Tuesday, June 16, 2020

Wltoys 12428b (part 27: 4600 mah LiPo upgrade ;))


Party time! :)

Can you tell I'm excited!?  What we have here is the Turnigy nano-tech Ultimate 4600mah 2S2P 90C Hardcase Lipo Short Pack, which I intend to install in the 12428.  My research indicated that should fit with some modification of the battery tray.  Most important are the dimensions, advertised and actual; the actual battery I measured was slightly smaller than advertised:

  • Length: 96mm advertised vs 95.47 measured
  • Width: 47 advertised vs 46.9 measured
  • Depth: 25.1 advertised vs 24.9 measured.
So! I intended to sit it vertically in the battery tray and a little cutting of the battery tray was in order:

Tight clearance between battery and strut towers

Note shiny new motor heatsink.

Yes, this is quite high, and very far back.  As high and as backwards as possible.. Now I'm thinking of CG and it's not really ideal.. :) However, it fits!! I don't really care if it wheel-stands too much, these are all about the fun :)

UPDATE 1: Well.. It works ;) it's extremely punchy!  my wife says it sounds beastly!
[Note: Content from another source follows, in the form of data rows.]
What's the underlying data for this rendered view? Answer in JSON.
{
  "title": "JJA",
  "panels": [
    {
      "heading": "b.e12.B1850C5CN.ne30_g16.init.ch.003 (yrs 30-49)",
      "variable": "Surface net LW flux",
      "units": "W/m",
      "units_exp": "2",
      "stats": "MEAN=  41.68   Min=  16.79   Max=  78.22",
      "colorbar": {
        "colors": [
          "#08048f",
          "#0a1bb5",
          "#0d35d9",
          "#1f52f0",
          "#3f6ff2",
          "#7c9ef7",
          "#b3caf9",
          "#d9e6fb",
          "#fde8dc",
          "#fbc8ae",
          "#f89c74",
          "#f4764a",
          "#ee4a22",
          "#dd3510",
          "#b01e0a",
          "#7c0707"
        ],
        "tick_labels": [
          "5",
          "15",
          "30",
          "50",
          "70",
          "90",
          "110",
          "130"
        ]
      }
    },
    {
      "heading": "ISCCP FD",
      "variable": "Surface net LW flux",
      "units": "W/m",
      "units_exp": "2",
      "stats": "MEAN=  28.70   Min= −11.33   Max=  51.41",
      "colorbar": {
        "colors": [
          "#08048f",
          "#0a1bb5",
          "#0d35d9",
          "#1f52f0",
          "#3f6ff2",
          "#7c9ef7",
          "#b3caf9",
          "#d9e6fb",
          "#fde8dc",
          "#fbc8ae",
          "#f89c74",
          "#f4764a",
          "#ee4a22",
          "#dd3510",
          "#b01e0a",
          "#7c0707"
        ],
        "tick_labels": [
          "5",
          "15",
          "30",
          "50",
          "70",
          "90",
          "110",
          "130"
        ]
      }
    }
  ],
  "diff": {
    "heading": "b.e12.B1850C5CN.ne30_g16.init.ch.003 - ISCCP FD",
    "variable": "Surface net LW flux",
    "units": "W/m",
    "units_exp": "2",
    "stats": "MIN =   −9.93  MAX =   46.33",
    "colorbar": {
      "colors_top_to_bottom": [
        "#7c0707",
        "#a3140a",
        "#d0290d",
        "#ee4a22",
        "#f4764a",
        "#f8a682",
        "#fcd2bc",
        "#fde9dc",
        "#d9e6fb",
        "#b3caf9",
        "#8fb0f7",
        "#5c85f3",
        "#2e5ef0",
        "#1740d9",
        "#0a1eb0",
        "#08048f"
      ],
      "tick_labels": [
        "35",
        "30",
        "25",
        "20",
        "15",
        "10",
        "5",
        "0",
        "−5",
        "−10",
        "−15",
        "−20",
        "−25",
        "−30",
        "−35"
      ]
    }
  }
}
Characteristics are:
  1. At 8.4v the car will easily lift a front wheel under hard acceleration.
  2. Can't speak to playtime as I only reduced it down to storage voltage today.
  3. I'm running a locked diff, so it doesn't turn well at speed.  So that probably means a reduced tendency to roll, which is a good thing.  Although it still happens and the battery impacted the ground..
Hmm.. More engineering required.

UPDATE 2:  With the intent of allowing the battery to move forwards further I removed the battery tray and removed part of the front with some side-cutters; I only removed enough so the battery would fit through.

Battery tray with half the front removed.
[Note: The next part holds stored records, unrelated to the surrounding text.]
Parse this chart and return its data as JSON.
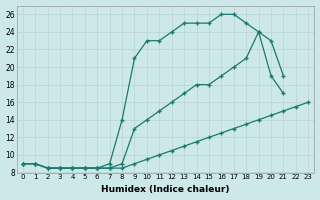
{
  "xlabel": "Humidex (Indice chaleur)",
  "background_color": "#cce8e8",
  "grid_color": "#c0d8d8",
  "line_color": "#1a7a6e",
  "xlim": [
    -0.5,
    23.5
  ],
  "ylim": [
    8,
    27
  ],
  "xticks": [
    0,
    1,
    2,
    3,
    4,
    5,
    6,
    7,
    8,
    9,
    10,
    11,
    12,
    13,
    14,
    15,
    16,
    17,
    18,
    19,
    20,
    21,
    22,
    23
  ],
  "yticks": [
    8,
    10,
    12,
    14,
    16,
    18,
    20,
    22,
    24,
    26
  ],
  "line_upper_x": [
    0,
    1,
    2,
    3,
    4,
    5,
    6,
    7,
    8,
    9,
    10,
    11,
    12,
    13,
    14,
    15,
    16,
    17,
    18,
    19,
    20,
    21
  ],
  "line_upper_y": [
    9,
    9,
    8.5,
    8.5,
    8.5,
    8.5,
    8.5,
    9,
    14,
    21,
    23,
    23,
    24,
    25,
    25,
    25,
    26,
    26,
    25,
    24,
    19,
    17
  ],
  "line_mid_x": [
    0,
    1,
    2,
    3,
    4,
    5,
    6,
    7,
    8,
    9,
    10,
    11,
    12,
    13,
    14,
    15,
    16,
    17,
    18,
    19,
    20,
    21,
    22,
    23
  ],
  "line_mid_y": [
    9,
    9,
    8.5,
    8.5,
    8.5,
    8.5,
    8.5,
    8.5,
    9,
    13,
    14,
    15,
    16,
    17,
    18,
    18,
    19,
    20,
    21,
    24,
    23,
    19,
    null,
    null
  ],
  "line_bottom_x": [
    0,
    1,
    2,
    3,
    4,
    5,
    6,
    7,
    8,
    9,
    10,
    11,
    12,
    13,
    14,
    15,
    16,
    17,
    18,
    19,
    20,
    21,
    22,
    23
  ],
  "line_bottom_y": [
    9,
    9,
    8.5,
    8.5,
    8.5,
    8.5,
    8.5,
    8.5,
    8.5,
    9,
    9.5,
    10,
    10.5,
    11,
    11.5,
    12,
    12.5,
    13,
    13.5,
    14,
    14.5,
    15,
    15.5,
    16
  ]
}
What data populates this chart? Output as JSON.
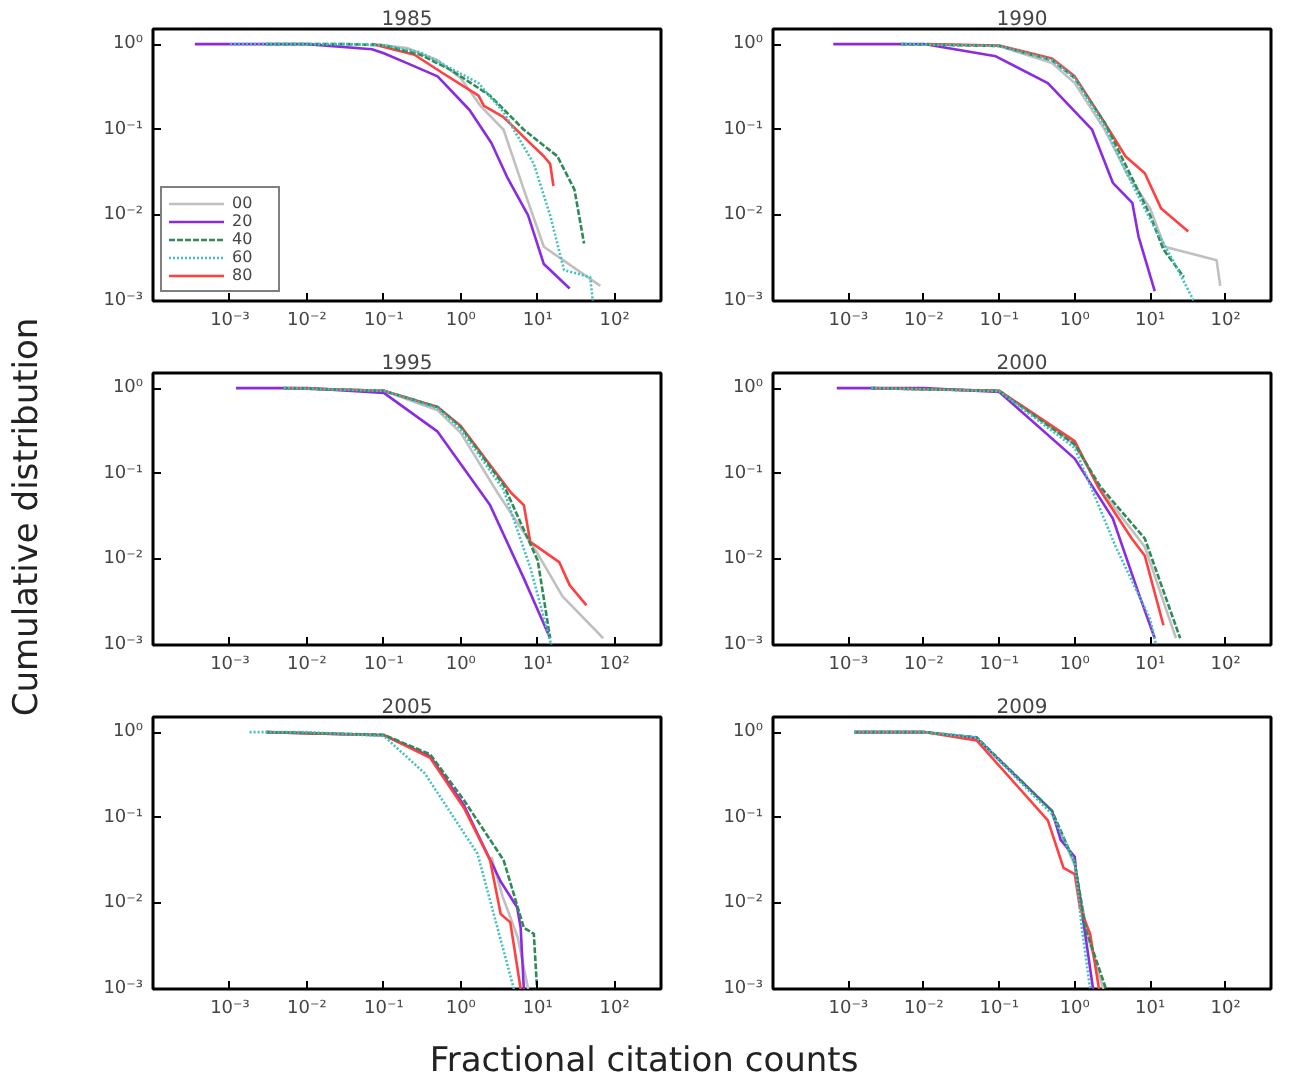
{
  "chart_data": [
    {
      "type": "line",
      "title": "1985",
      "log": "xy",
      "xlim": [
        0.0001,
        400
      ],
      "ylim": [
        0.001,
        1.5
      ],
      "xticks": [
        {
          "value": 0.001,
          "label": "10⁻³"
        },
        {
          "value": 0.01,
          "label": "10⁻²"
        },
        {
          "value": 0.1,
          "label": "10⁻¹"
        },
        {
          "value": 1,
          "label": "10⁰"
        },
        {
          "value": 10,
          "label": "10¹"
        },
        {
          "value": 100,
          "label": "10²"
        }
      ],
      "yticks": [
        {
          "value": 0.001,
          "label": "10⁻³"
        },
        {
          "value": 0.01,
          "label": "10⁻²"
        },
        {
          "value": 0.1,
          "label": "10⁻¹"
        },
        {
          "value": 1,
          "label": "10⁰"
        }
      ],
      "legend": "bottom left",
      "series": [
        {
          "name": "00",
          "color": "#c0c0c0",
          "line_style": "solid",
          "x": [
            0.07,
            0.2,
            0.5,
            1,
            1.8,
            3.6,
            6.6,
            12,
            65
          ],
          "values": [
            1,
            0.9,
            0.65,
            0.4,
            0.19,
            0.1,
            0.02,
            0.0043,
            0.0015
          ]
        },
        {
          "name": "20",
          "color": "#8a2be2",
          "line_style": "solid",
          "x": [
            0.00035,
            0.01,
            0.07,
            0.1,
            0.2,
            0.5,
            1.3,
            2.5,
            4,
            7.5,
            12,
            26
          ],
          "values": [
            1,
            1,
            0.87,
            0.78,
            0.6,
            0.42,
            0.17,
            0.07,
            0.028,
            0.01,
            0.0027,
            0.0014
          ]
        },
        {
          "name": "40",
          "color": "#2e8b57",
          "line_style": "dashed",
          "x": [
            0.003,
            0.03,
            0.1,
            0.3,
            0.74,
            2.4,
            6.6,
            18,
            30,
            40
          ],
          "values": [
            1,
            1,
            0.97,
            0.75,
            0.5,
            0.25,
            0.1,
            0.049,
            0.02,
            0.0047
          ]
        },
        {
          "name": "60",
          "color": "#40c0c0",
          "line_style": "dotted",
          "x": [
            0.001,
            0.03,
            0.1,
            0.3,
            1.7,
            3.6,
            8.9,
            14.5,
            22,
            48,
            52
          ],
          "values": [
            1,
            1,
            0.97,
            0.8,
            0.35,
            0.16,
            0.04,
            0.01,
            0.0023,
            0.0019,
            0.001
          ]
        },
        {
          "name": "80",
          "color": "#ff4040",
          "line_style": "solid",
          "x": [
            0.07,
            0.25,
            0.6,
            1.7,
            2,
            3.6,
            7.2,
            12,
            14.5,
            16
          ],
          "values": [
            1,
            0.75,
            0.45,
            0.25,
            0.19,
            0.14,
            0.076,
            0.049,
            0.04,
            0.022
          ]
        }
      ]
    },
    {
      "type": "line",
      "title": "1990",
      "log": "xy",
      "xlim": [
        0.0001,
        400
      ],
      "ylim": [
        0.001,
        1.5
      ],
      "xticks": [
        {
          "value": 0.001,
          "label": "10⁻³"
        },
        {
          "value": 0.01,
          "label": "10⁻²"
        },
        {
          "value": 0.1,
          "label": "10⁻¹"
        },
        {
          "value": 1,
          "label": "10⁰"
        },
        {
          "value": 10,
          "label": "10¹"
        },
        {
          "value": 100,
          "label": "10²"
        }
      ],
      "yticks": [
        {
          "value": 0.001,
          "label": "10⁻³"
        },
        {
          "value": 0.01,
          "label": "10⁻²"
        },
        {
          "value": 0.1,
          "label": "10⁻¹"
        },
        {
          "value": 1,
          "label": "10⁰"
        }
      ],
      "series": [
        {
          "color": "#c0c0c0",
          "line_style": "solid",
          "x": [
            0.1,
            0.5,
            1,
            2.5,
            5,
            10,
            15.5,
            76,
            85
          ],
          "values": [
            0.95,
            0.6,
            0.35,
            0.1,
            0.03,
            0.012,
            0.0043,
            0.003,
            0.0015
          ]
        },
        {
          "color": "#8a2be2",
          "line_style": "solid",
          "x": [
            0.00063,
            0.01,
            0.09,
            0.44,
            1.7,
            3.2,
            5.8,
            7,
            11.5
          ],
          "values": [
            1,
            1,
            0.72,
            0.35,
            0.1,
            0.024,
            0.014,
            0.0057,
            0.0013
          ]
        },
        {
          "color": "#2e8b57",
          "line_style": "dashed",
          "x": [
            0.005,
            0.1,
            0.5,
            1,
            2.5,
            5,
            10,
            15,
            28
          ],
          "values": [
            1,
            0.95,
            0.65,
            0.4,
            0.12,
            0.035,
            0.01,
            0.004,
            0.0019
          ]
        },
        {
          "color": "#40c0c0",
          "line_style": "dotted",
          "x": [
            0.005,
            0.1,
            0.5,
            1,
            2.5,
            5,
            10,
            20,
            38
          ],
          "values": [
            1,
            0.95,
            0.65,
            0.4,
            0.11,
            0.03,
            0.009,
            0.003,
            0.001
          ]
        },
        {
          "color": "#ff4040",
          "line_style": "solid",
          "x": [
            0.011,
            0.1,
            0.5,
            1,
            2.5,
            4.7,
            8.5,
            14,
            32
          ],
          "values": [
            1,
            0.96,
            0.68,
            0.42,
            0.12,
            0.049,
            0.031,
            0.012,
            0.0065
          ]
        }
      ]
    },
    {
      "type": "line",
      "title": "1995",
      "ylabel": "Cumulative distribution",
      "log": "xy",
      "xlim": [
        0.0001,
        400
      ],
      "ylim": [
        0.001,
        1.5
      ],
      "xticks": [
        {
          "value": 0.001,
          "label": "10⁻³"
        },
        {
          "value": 0.01,
          "label": "10⁻²"
        },
        {
          "value": 0.1,
          "label": "10⁻¹"
        },
        {
          "value": 1,
          "label": "10⁰"
        },
        {
          "value": 10,
          "label": "10¹"
        },
        {
          "value": 100,
          "label": "10²"
        }
      ],
      "yticks": [
        {
          "value": 0.001,
          "label": "10⁻³"
        },
        {
          "value": 0.01,
          "label": "10⁻²"
        },
        {
          "value": 0.1,
          "label": "10⁻¹"
        },
        {
          "value": 1,
          "label": "10⁰"
        }
      ],
      "series": [
        {
          "color": "#c0c0c0",
          "line_style": "solid",
          "x": [
            0.005,
            0.1,
            0.5,
            1,
            3,
            9.8,
            21,
            71
          ],
          "values": [
            1,
            0.93,
            0.55,
            0.3,
            0.06,
            0.012,
            0.0037,
            0.0012
          ]
        },
        {
          "color": "#8a2be2",
          "line_style": "solid",
          "x": [
            0.0012,
            0.01,
            0.1,
            0.5,
            2.4,
            6.6,
            14.5
          ],
          "values": [
            1,
            1,
            0.88,
            0.31,
            0.043,
            0.006,
            0.0012
          ]
        },
        {
          "color": "#2e8b57",
          "line_style": "dashed",
          "x": [
            0.005,
            0.1,
            0.5,
            1,
            3.6,
            10,
            14.5
          ],
          "values": [
            1,
            0.93,
            0.6,
            0.35,
            0.074,
            0.0097,
            0.0012
          ]
        },
        {
          "color": "#40c0c0",
          "line_style": "dotted",
          "x": [
            0.005,
            0.1,
            0.5,
            1,
            3.6,
            8,
            15
          ],
          "values": [
            1,
            0.93,
            0.58,
            0.33,
            0.065,
            0.008,
            0.001
          ]
        },
        {
          "color": "#ff4040",
          "line_style": "solid",
          "x": [
            0.006,
            0.1,
            0.5,
            1,
            4.5,
            6.6,
            8,
            19,
            26,
            43
          ],
          "values": [
            1,
            0.93,
            0.6,
            0.36,
            0.06,
            0.043,
            0.016,
            0.0093,
            0.005,
            0.0029
          ]
        }
      ]
    },
    {
      "type": "line",
      "title": "2000",
      "log": "xy",
      "xlim": [
        0.0001,
        400
      ],
      "ylim": [
        0.001,
        1.5
      ],
      "xticks": [
        {
          "value": 0.001,
          "label": "10⁻³"
        },
        {
          "value": 0.01,
          "label": "10⁻²"
        },
        {
          "value": 0.1,
          "label": "10⁻¹"
        },
        {
          "value": 1,
          "label": "10⁰"
        },
        {
          "value": 10,
          "label": "10¹"
        },
        {
          "value": 100,
          "label": "10²"
        }
      ],
      "yticks": [
        {
          "value": 0.001,
          "label": "10⁻³"
        },
        {
          "value": 0.01,
          "label": "10⁻²"
        },
        {
          "value": 0.1,
          "label": "10⁻¹"
        },
        {
          "value": 1,
          "label": "10⁰"
        }
      ],
      "series": [
        {
          "color": "#c0c0c0",
          "line_style": "solid",
          "x": [
            0.002,
            0.1,
            1,
            2.2,
            8.5,
            22
          ],
          "values": [
            1,
            0.93,
            0.22,
            0.065,
            0.014,
            0.0012
          ]
        },
        {
          "color": "#8a2be2",
          "line_style": "solid",
          "x": [
            0.0007,
            0.01,
            0.1,
            1,
            3.2,
            6.9,
            11.5
          ],
          "values": [
            1,
            1,
            0.9,
            0.15,
            0.03,
            0.0042,
            0.0012
          ]
        },
        {
          "color": "#2e8b57",
          "line_style": "dashed",
          "x": [
            0.002,
            0.1,
            1,
            2.2,
            8.5,
            25
          ],
          "values": [
            1,
            0.93,
            0.22,
            0.07,
            0.0175,
            0.0012
          ]
        },
        {
          "color": "#40c0c0",
          "line_style": "dotted",
          "x": [
            0.002,
            0.1,
            1,
            3.5,
            10,
            12
          ],
          "values": [
            1,
            0.92,
            0.2,
            0.014,
            0.002,
            0.001
          ]
        },
        {
          "color": "#ff4040",
          "line_style": "solid",
          "x": [
            0.002,
            0.1,
            1,
            2.1,
            5.7,
            8.5,
            15
          ],
          "values": [
            1,
            0.93,
            0.24,
            0.067,
            0.0175,
            0.011,
            0.0017
          ]
        }
      ]
    },
    {
      "type": "line",
      "title": "2005",
      "xlabel": "Fractional citation counts",
      "log": "xy",
      "xlim": [
        0.0001,
        400
      ],
      "ylim": [
        0.001,
        1.5
      ],
      "xticks": [
        {
          "value": 0.001,
          "label": "10⁻³"
        },
        {
          "value": 0.01,
          "label": "10⁻²"
        },
        {
          "value": 0.1,
          "label": "10⁻¹"
        },
        {
          "value": 1,
          "label": "10⁰"
        },
        {
          "value": 10,
          "label": "10¹"
        },
        {
          "value": 100,
          "label": "10²"
        }
      ],
      "yticks": [
        {
          "value": 0.001,
          "label": "10⁻³"
        },
        {
          "value": 0.01,
          "label": "10⁻²"
        },
        {
          "value": 0.1,
          "label": "10⁻¹"
        },
        {
          "value": 1,
          "label": "10⁰"
        }
      ],
      "series": [
        {
          "color": "#c0c0c0",
          "line_style": "solid",
          "x": [
            2.5,
            3.5,
            5.5,
            7.5
          ],
          "values": [
            0.035,
            0.012,
            0.004,
            0.001
          ]
        },
        {
          "color": "#8a2be2",
          "line_style": "solid",
          "x": [
            0.003,
            0.1,
            0.4,
            1.1,
            1.65,
            3.3,
            5.4,
            6,
            6.6
          ],
          "values": [
            1,
            0.92,
            0.52,
            0.14,
            0.065,
            0.018,
            0.009,
            0.0052,
            0.001
          ]
        },
        {
          "color": "#2e8b57",
          "line_style": "dashed",
          "x": [
            0.003,
            0.1,
            0.4,
            1.1,
            3.6,
            6.6,
            8.9,
            9.8
          ],
          "values": [
            1,
            0.93,
            0.55,
            0.16,
            0.032,
            0.0052,
            0.0044,
            0.001
          ]
        },
        {
          "color": "#40c0c0",
          "line_style": "dotted",
          "x": [
            0.0018,
            0.01,
            0.1,
            0.34,
            1.65,
            4.9
          ],
          "values": [
            1,
            1,
            0.9,
            0.33,
            0.038,
            0.001
          ]
        },
        {
          "color": "#ff4040",
          "line_style": "solid",
          "x": [
            0.0029,
            0.1,
            0.4,
            1.1,
            2.4,
            3.3,
            4.4,
            6
          ],
          "values": [
            1,
            0.92,
            0.5,
            0.13,
            0.032,
            0.0075,
            0.006,
            0.001
          ]
        }
      ]
    },
    {
      "type": "line",
      "title": "2009",
      "log": "xy",
      "xlim": [
        0.0001,
        400
      ],
      "ylim": [
        0.001,
        1.5
      ],
      "xticks": [
        {
          "value": 0.001,
          "label": "10⁻³"
        },
        {
          "value": 0.01,
          "label": "10⁻²"
        },
        {
          "value": 0.1,
          "label": "10⁻¹"
        },
        {
          "value": 1,
          "label": "10⁰"
        },
        {
          "value": 10,
          "label": "10¹"
        },
        {
          "value": 100,
          "label": "10²"
        }
      ],
      "yticks": [
        {
          "value": 0.001,
          "label": "10⁻³"
        },
        {
          "value": 0.01,
          "label": "10⁻²"
        },
        {
          "value": 0.1,
          "label": "10⁻¹"
        },
        {
          "value": 1,
          "label": "10⁰"
        }
      ],
      "series": [
        {
          "color": "#c0c0c0",
          "line_style": "solid",
          "x": [
            0.0012,
            0.01,
            0.05,
            0.5,
            1,
            1.5,
            2.4
          ],
          "values": [
            1,
            1,
            null,
            0.11,
            0.028,
            0.004,
            0.001
          ]
        },
        {
          "color": "#8a2be2",
          "line_style": "solid",
          "x": [
            0.0012,
            0.01,
            0.05,
            0.5,
            0.65,
            1,
            1.05,
            1.5,
            1.75
          ],
          "values": [
            1,
            1,
            0.85,
            0.12,
            0.055,
            0.035,
            0.022,
            0.0026,
            0.001
          ]
        },
        {
          "color": "#2e8b57",
          "line_style": "dashed",
          "x": [
            0.0012,
            0.01,
            0.05,
            0.5,
            1,
            1.4,
            2.6
          ],
          "values": [
            1,
            1,
            0.87,
            0.12,
            0.03,
            0.005,
            0.001
          ]
        },
        {
          "color": "#40c0c0",
          "line_style": "dotted",
          "x": [
            0.0012,
            0.01,
            0.05,
            0.5,
            1,
            1.25,
            1.6
          ],
          "values": [
            1,
            1,
            0.86,
            0.11,
            0.03,
            0.005,
            0.001
          ]
        },
        {
          "color": "#ff4040",
          "line_style": "solid",
          "x": [
            0.0012,
            0.01,
            0.05,
            0.44,
            0.71,
            1,
            1.17,
            1.6,
            2.1
          ],
          "values": [
            1,
            1,
            0.8,
            0.093,
            0.026,
            0.022,
            0.009,
            0.0044,
            0.001
          ]
        }
      ]
    }
  ]
}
I also had to remove about 30mm from the driver insert so it would clear the battery.  All this allowed the battery to move about 25mm forwards where it is nestled and protected inside the rear roll bars. 

Can you see the battery terminal on the top right?

I also made an aluminum tray for the battery to slide along and with just the right amount of bend, it holds the battery nicely without the need for a retaining strap.

The battery is held captive in all dimensions

Finally I shortened up the power cables, and reduced the thickness from 10 gauge to 14 gauge:

New power cable & connectors, reused balance bits.

Combined, these changes made all the difference :) I went for a long play up the bush the other day (uphill, damp earth, rocks).  Characteristics now are:
  1. Extremely long run time :) I charged both batteries but only used one.
  2. A motor heat-sink is now a must, it cut out a couple of times regardless.
  3. Pretty good weight distribution: ~52/48 front to rear ;)


     Weight (g)
    Distribution (%)
    Front Left
     430 24.6
    Rear Left
     425 24.3
    Front Right  471   26.9
    Rear Right 422   24.1
Who'd have thought there would be so much potential for fun in these little cars.  I actually bumped into some Tamiya owners who claimed their 90's cars were brittle and tiring to own.. After a little demo I may have converted him ;)

I'm still loving this thing .. :)
 
UPDATE 3: Note that the standard ESC does not appear to have reverse polarity protection; so be very careful that you connect the leads to the battery the right way around etc..

Wednesday, June 10, 2020

Wltoys 12428b (part 26: Two bent drive shafts)

So we've been having a bit of fun lately, and so this morning I was doing a little proactive maintenance on my boys car; his always seems more .. agricultural .. than mine and I wanted to have a closer look.  Among the general increase in wear and tear (he's a kid) I noticed that both drive shafts (front and rear) on the right hand side of the car were bent.  And during disassembly I then broke the screw holding the pinion to the shaft (as has happened elsewhere on these cars).

Figure 1: Bent and broken

Ignoring how the bent shafts might have happened I was able to get his car working smoothly by replacing the whole rear diff assembly and also a front CV shaft from the spare parts car.  The specific replacements of the parts are below, and I ordered them from Bangood.
The rest of this article discusses how to repair the bent shafts, and replace the broken screw.  It does assume you have seen inside the rear diff of a 12428b ;)

After rolling it on a flat surface, I found the high side of the rear axle, I held the axle in a vice and tapped the high side with a light hammer.  After repeating this a few times it came good.  Or so I thought; I then put it in a drill and it's still out of round by half a mm or so.. hmm..

Harder was the repairing the broken screw which had to be drilled out to 2.5mm and tapped at 3mm (I've also had to do similar previously).

Figure 2: After drilling out the broken screw

In Figure 1 the parts are lined up screw, spider gear, axle housing and axle shaft, with the (now broken) screw fixing the spider gear to the shaft.  During reassembly I didn't have a m3 screw with a small enough head to clear the spider gears, so I had to phone my friend Randal who specializes in such things :)

And finally, the front CV shaft was also quickly fixed with a couple of gentle taps of the ball pein hammer.